John Paul II knew that Satan wants nothing more than to undermine the harmony of husband and wife in the marital bed. Tobiah knew it. You ought to know it too.
Dear Eric,
I have nothing against fasting and think that a restoration of the old discipline regarding abstinence on all Fridays might be a useful discipline for our people. Indeed, in the context of prayer and sacrifice, such mortification of the flesh can strengthen us for all sorts of moral and spiritual battles.
The criticisms I made at my Blog were in reference to spiritualizing the challenges and difficulties of life and marriage in such a way that the nitty gritty elements were dismissed or eclipsed. They also centered on a particular essay and an inexact description of a modern movement. You must really want a confrontation, and yet I find no great fault in your post, OF DEMONS AND DIAPERS. I absolutely agree that the focus, even for our repudiation of the demonic, takes place on an earthly and human plain– of dirty diapers, doctor’s bills, fixing the car, the family table and so much more. Indeed, the seemingly mundane things of life and marriage can, and are often, occasions of grace.
I have reviewed your site and even left comments for a few posts that I found interesting and informative. You have a good Blog and you seem to be right on the mark about the many facets of our Christian (Catholic) faith. It is unfortunate that we got off on the wrong foot, but I trust we are in sync regarding essentials.
May God bless and watch over you and yours,
Father Joe
Comment posted September 5th, 2006 at 5:58 pm
Dear Fr. Joe—Thanks for commenting on my post. No, I’m not looking for a confrontation, I promise you. In fact, in my original draft of this post I did not use your name or link to your blog at all; I just wanted to publish my remarks above about the cosmic struggle between the forces of light and dark that takes place in the small things of married life.
However, that approach proved rather wordy and frustratingly ambiguous. I named you and linked to your blog because it seemed necessary to provide a brief context for the rest of the post.

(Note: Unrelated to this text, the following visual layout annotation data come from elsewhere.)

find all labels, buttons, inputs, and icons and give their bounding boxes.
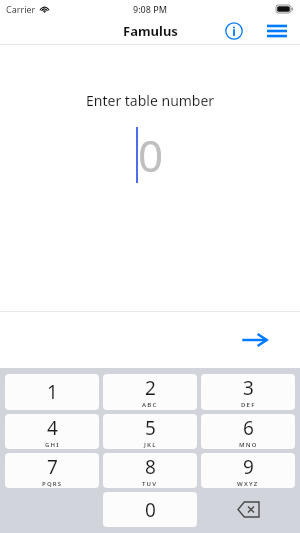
button[interactable]: 5: [103, 414, 197, 449]
staticText: 9: [243, 454, 254, 480]
button[interactable]: Info: [221, 18, 247, 44]
staticText: WXYZ: [237, 480, 259, 488]
button[interactable]: 6: [201, 414, 295, 449]
staticText: 0: [145, 497, 156, 523]
staticText: ABC: [142, 401, 158, 409]
staticText: PQRS: [42, 480, 63, 488]
staticText: 4: [47, 415, 58, 441]
button[interactable]: Delete: [199, 490, 297, 529]
staticText: 5: [145, 415, 156, 441]
staticText: Famulus: [123, 22, 178, 40]
button[interactable]: 4: [5, 414, 99, 449]
button[interactable]: 3: [201, 374, 295, 410]
staticText: 0: [138, 125, 164, 185]
staticText: 3: [243, 375, 254, 401]
staticText: GHI: [45, 441, 60, 449]
staticText: 7: [47, 454, 58, 480]
button[interactable]: Menu: [264, 18, 290, 44]
staticText: 1: [47, 379, 58, 405]
staticText: MNO: [239, 441, 258, 449]
staticText: Enter table number: [86, 91, 215, 110]
staticText: 2: [145, 375, 156, 401]
staticText: 6: [243, 415, 254, 441]
button[interactable]: 7: [5, 453, 99, 488]
staticText: Carrier: [6, 3, 36, 15]
button[interactable]: 2: [103, 374, 197, 410]
button[interactable]: Next: [238, 323, 272, 357]
staticText: JKL: [144, 441, 157, 449]
button[interactable]: 9: [201, 453, 295, 488]
button[interactable]: 8: [103, 453, 197, 488]
staticText: DEF: [241, 401, 256, 409]
button[interactable]: 0: [103, 492, 197, 527]
staticText: 8: [145, 454, 156, 480]
button[interactable]: 1: [5, 374, 99, 410]
staticText: TUV: [142, 480, 158, 488]
staticText: 9:08 PM: [133, 3, 167, 15]
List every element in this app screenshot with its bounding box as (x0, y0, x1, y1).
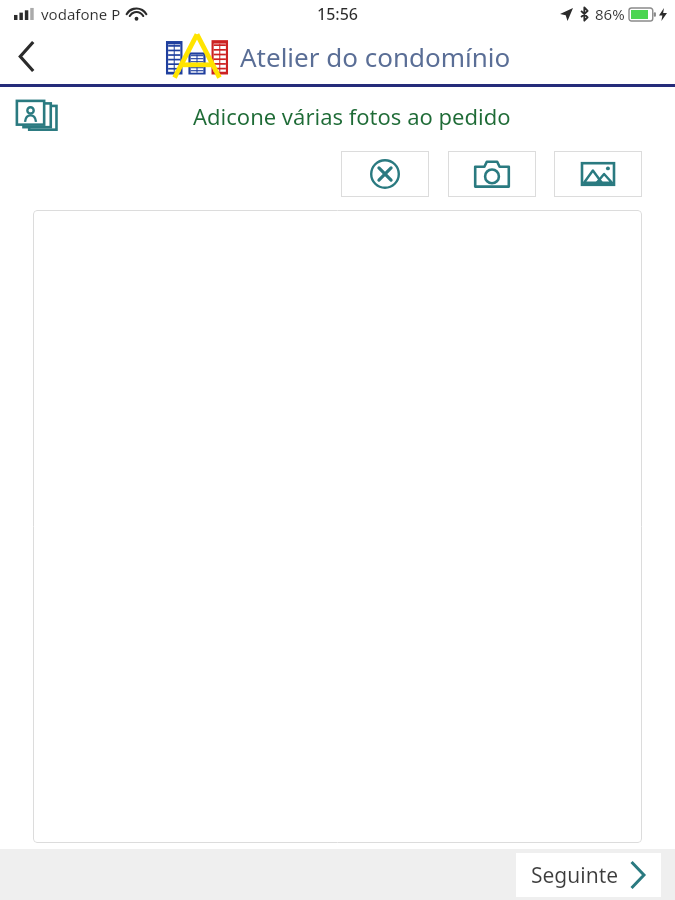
button[interactable]: Back (3, 32, 51, 80)
staticText: Seguinte (531, 861, 619, 890)
staticText: vodafone P (41, 4, 121, 24)
staticText: Adicone várias fotos ao pedido (193, 101, 511, 131)
button[interactable]: Seguinte (516, 853, 661, 897)
staticText: Atelier do condomínio (240, 39, 511, 74)
staticText: 15:56 (317, 3, 358, 25)
button[interactable]: Clear photos (341, 151, 429, 197)
staticText: 86% (595, 4, 625, 24)
button[interactable]: Take photo (448, 151, 536, 197)
button[interactable]: Choose from gallery (554, 151, 642, 197)
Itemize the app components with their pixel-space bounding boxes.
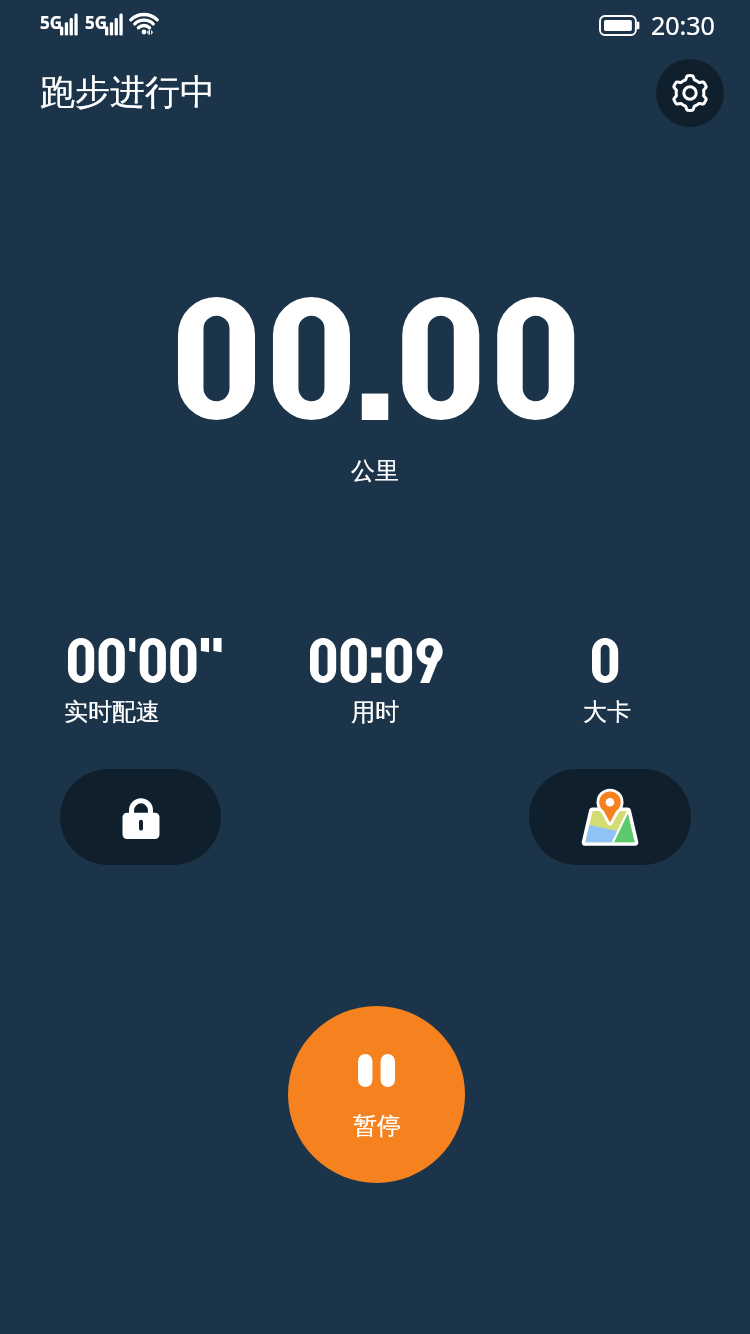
staticText: 公里	[351, 456, 399, 486]
staticText: 暂停	[353, 1111, 401, 1141]
button[interactable]: Settings	[656, 59, 724, 127]
staticText: 20:30	[651, 8, 715, 42]
staticText: 用时	[351, 697, 399, 727]
staticText: 5G	[40, 11, 63, 34]
staticText: 5G	[85, 11, 108, 34]
staticText: 跑步进行中	[40, 70, 215, 114]
button[interactable]: Lock screen	[60, 769, 221, 865]
button[interactable]: 暂停	[288, 1006, 465, 1183]
staticText: 实时配速	[64, 697, 160, 727]
staticText: 大卡	[583, 697, 631, 727]
button[interactable]: Show map	[529, 769, 691, 865]
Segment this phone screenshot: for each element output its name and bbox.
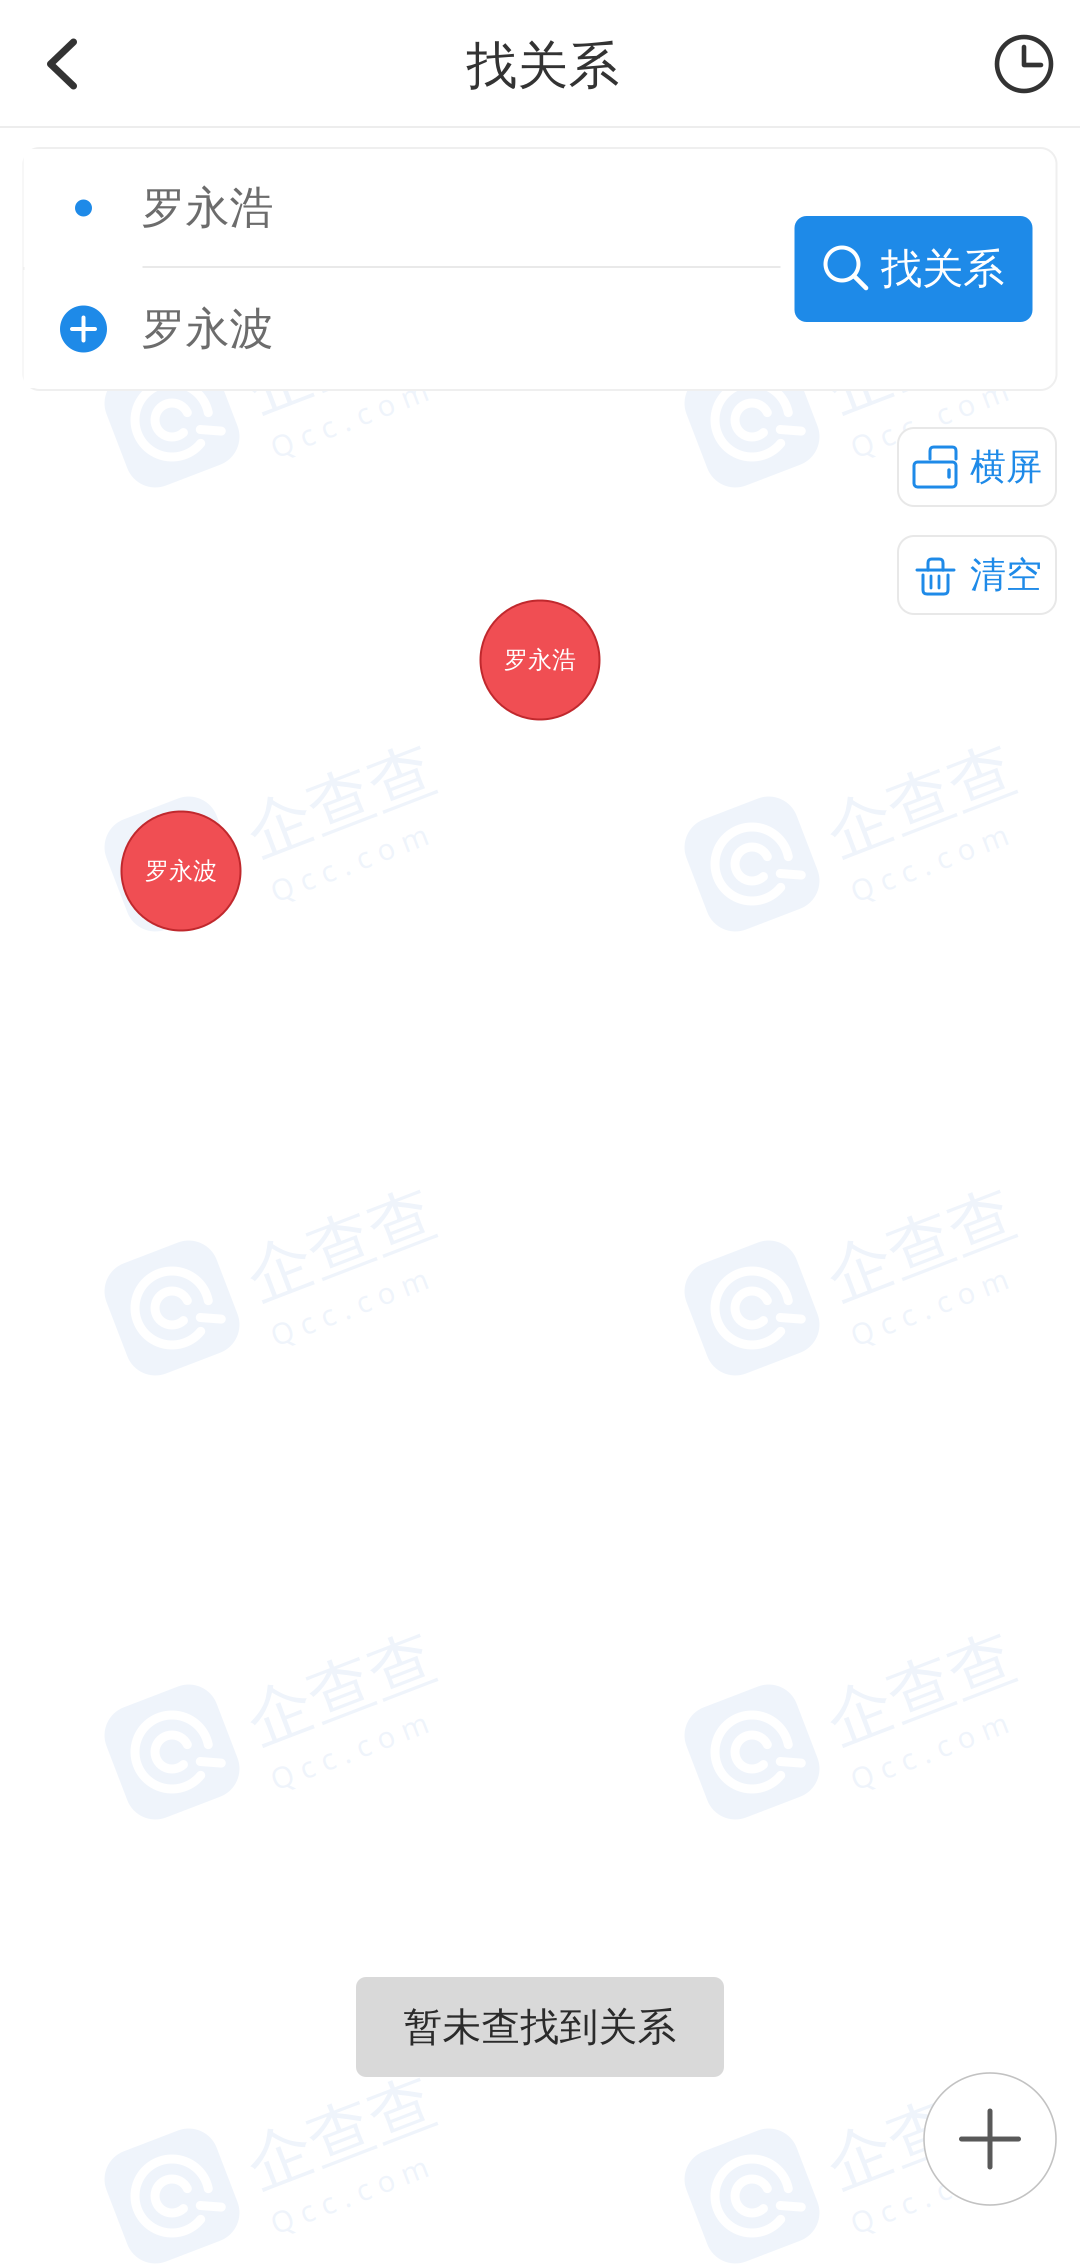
staticText: 企查查 <box>250 1648 446 1729</box>
staticText: 横屏 <box>970 445 1042 489</box>
button[interactable]: 返回 <box>2 1 122 127</box>
button[interactable]: 历史记录 <box>969 1 1079 127</box>
button[interactable]: 添加 <box>924 2073 1056 2205</box>
button[interactable]: 罗永浩 <box>24 149 784 267</box>
button[interactable]: 罗永波 <box>122 812 240 930</box>
staticText: 找关系 <box>466 35 620 97</box>
staticText: Q c c . c o m <box>250 2173 416 2212</box>
staticText: Q c c . c o m <box>830 1285 996 1324</box>
staticText: Q c c . c o m <box>830 2173 996 2212</box>
staticText: 罗永波 <box>142 302 274 356</box>
staticText: 企查查 <box>250 2092 446 2173</box>
button[interactable]: 横屏 <box>898 428 1056 506</box>
staticText: Q c c . c o m <box>830 1729 996 1768</box>
button[interactable]: 找关系 <box>794 216 1032 322</box>
staticText: Q c c . c o m <box>830 397 996 436</box>
staticText: Q c c . c o m <box>250 1285 416 1324</box>
staticText: 罗永浩 <box>142 181 274 235</box>
staticText: 清空 <box>970 553 1042 597</box>
staticText: Q c c . c o m <box>830 841 996 880</box>
staticText: 罗永浩 <box>504 645 576 675</box>
button[interactable]: 罗永波 <box>24 270 784 388</box>
staticText: 企查查 <box>830 316 1026 397</box>
staticText: 企查查 <box>830 1204 1026 1285</box>
staticText: Q c c . c o m <box>250 397 416 436</box>
staticText: Q c c . c o m <box>250 1729 416 1768</box>
staticText: 找关系 <box>881 244 1004 294</box>
staticText: 企查查 <box>250 1204 446 1285</box>
staticText: 企查查 <box>830 1648 1026 1729</box>
staticText: Q c c . c o m <box>250 841 416 880</box>
button[interactable]: 罗永浩 <box>480 600 600 720</box>
staticText: 罗永波 <box>145 856 217 886</box>
staticText: 企查查 <box>250 760 446 841</box>
staticText: 企查查 <box>250 316 446 397</box>
staticText: 企查查 <box>830 2092 1026 2173</box>
staticText: 企查查 <box>830 760 1026 841</box>
staticText: 暂未查找到关系 <box>404 2003 676 2051</box>
button[interactable]: 清空 <box>898 536 1056 614</box>
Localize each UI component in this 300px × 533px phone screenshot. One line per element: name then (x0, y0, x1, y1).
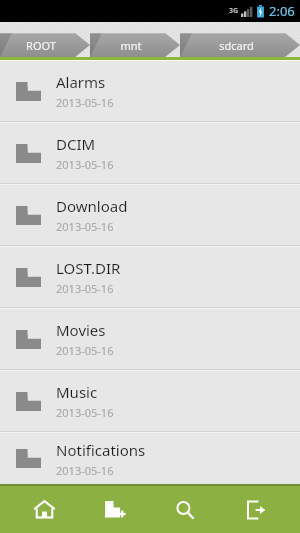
button[interactable]: Alarms (0, 61, 300, 121)
staticText: Alarms (56, 72, 106, 92)
staticText: Notifications (56, 440, 146, 460)
staticText: 2013-05-16 (56, 219, 114, 234)
staticText: 2013-05-16 (56, 405, 114, 420)
button[interactable]: Exit (230, 486, 282, 533)
staticText: DCIM (56, 134, 96, 154)
button[interactable]: sdcard (180, 33, 300, 57)
staticText: sdcard (219, 38, 254, 53)
staticText: Music (56, 382, 98, 402)
staticText: 2:06 (269, 2, 295, 20)
staticText: 2013-05-16 (56, 95, 114, 110)
button[interactable]: LOST.DIR (0, 247, 300, 307)
staticText: LOST.DIR (56, 258, 121, 278)
button[interactable]: Notifications (0, 433, 300, 484)
button[interactable]: New folder (89, 486, 141, 533)
staticText: Download (56, 196, 128, 216)
button[interactable]: Movies (0, 309, 300, 369)
staticText: 2013-05-16 (56, 343, 114, 358)
staticText: mnt (120, 38, 142, 53)
staticText: 2013-05-16 (56, 157, 114, 172)
staticText: 2013-05-16 (56, 281, 114, 296)
button[interactable]: Search (159, 486, 211, 533)
button[interactable]: Download (0, 185, 300, 245)
staticText: 3G (229, 6, 239, 16)
button[interactable]: mnt (90, 33, 180, 57)
button[interactable]: ROOT (0, 33, 90, 57)
staticText: Movies (56, 320, 106, 340)
button[interactable]: Music (0, 371, 300, 431)
button[interactable]: Home (18, 486, 70, 533)
staticText: 2013-05-16 (56, 463, 114, 478)
button[interactable]: DCIM (0, 123, 300, 183)
staticText: ROOT (26, 38, 56, 53)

But perhaps that context was too brief, not sufficiently laying out the particular issues and trends that you were responding too. I have edited the second paragraph of my post accordingly.
I’m glad that we agree, and actually not that surprised. I suspected you were simply overstating your case in seeming to draw a line between the struggle with principalities and powers and the daily struggles of married life.
In fact, I wish that the discussion could have been continued in the comments section at your blog, because I actually think you’re onto something in objecting to the tendency to “spiritualiz[e] the challenges and difficulties of life and marriage.” But I don’t know if this blog is the place. As you might have noticed, I have avoided naming the circumstances to which you were responding; I do not want to help give further life to a scandal I think best left alone.
I hope there are no hard feelings on either side, and perhaps we’ll get the chance to shake on it someday—possibly at the March for Life next year.
Comment posted September 5th, 2006 at 7:27 pm
Just a quick correction, Eric, I did not remove your comments, I simply moved them when I reorganized certain Blog material. I divided the large posts into smaller ones, allowing them to be more easily read. I kept your comment regarding the estranged couple and then also inserted two fairly large comments into a special page (not a dated post) on E5 Men. As the family communicated with me more of the facts of the “particular” case, I stopped posting or seeking comments, for reasons of confidentiality. Peace!